Via John Solomon en novembre dernier :

    «Le procureur général Jeff Sessions a témoigné la semaine dernière et le sous-procureur général Rod Rosenstein, dans une lettre adressée au Sénat le mois dernier, a tenté de suggérer qu’il n’y avait aucun lien entre Uranium One et l’affaire de corruption nucléaire. Leur argument était que les accusations criminelles n'avaient pas été déposées avant 2014, tandis que l'approbation de la vente d'Uranium One par le Comité des investissements étrangers aux États-Unis (CFIUS) a eu lieu en octobre 2010. »- The Hill

Cela a frotté plusieurs GOP du Congrès dans le mauvais sens:

«Les sessions du procureur général ont semblé dire que les infractions de corruption, de racket et de blanchiment d'argent impliquant Vadim Mikerin de Tenex ont eu lieu après l'approbation de l'accord d'Uranium One par l'administration Obama . Mais nous savons que l'informateur confidentiel du FBI compilait activement des preuves incriminantes dès 2009 », a déclaré le représentant Ron DeSantis (R-Fla.) À Hill, ajoutant:« Il est difficile de comprendre comment une telle transaction aurait pu être approuvée. sans l'existence de la corruption sous-jacente étant divulguée "

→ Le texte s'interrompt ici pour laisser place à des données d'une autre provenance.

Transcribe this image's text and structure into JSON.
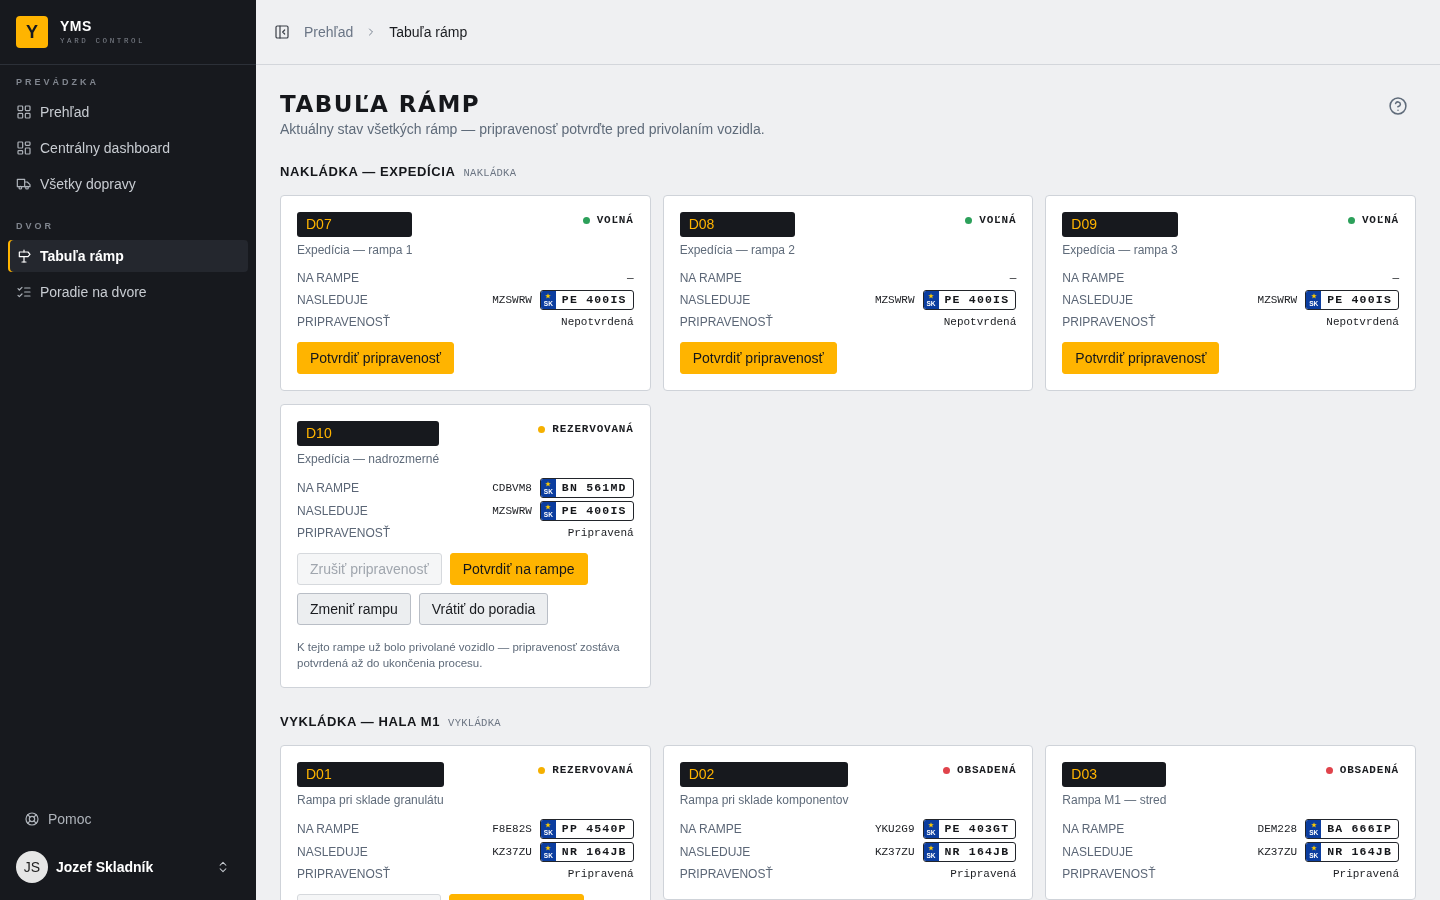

Le président du comité judiciaire du Sénat, Chuck Grassley (R-IA), a adressé une réprimande similaire à Rosenstein, affirmant que la première réponse du procureur général adjoint au comité «avait largement manqué le point» des enquêtes du Congrès.

Entre le barrage par le DOJ sur Campbell et le travail de frottis sur les HSH auquel il a été soumis après sa publication, il est peut-être plus important que jamais que ces 37 pages voient le jour.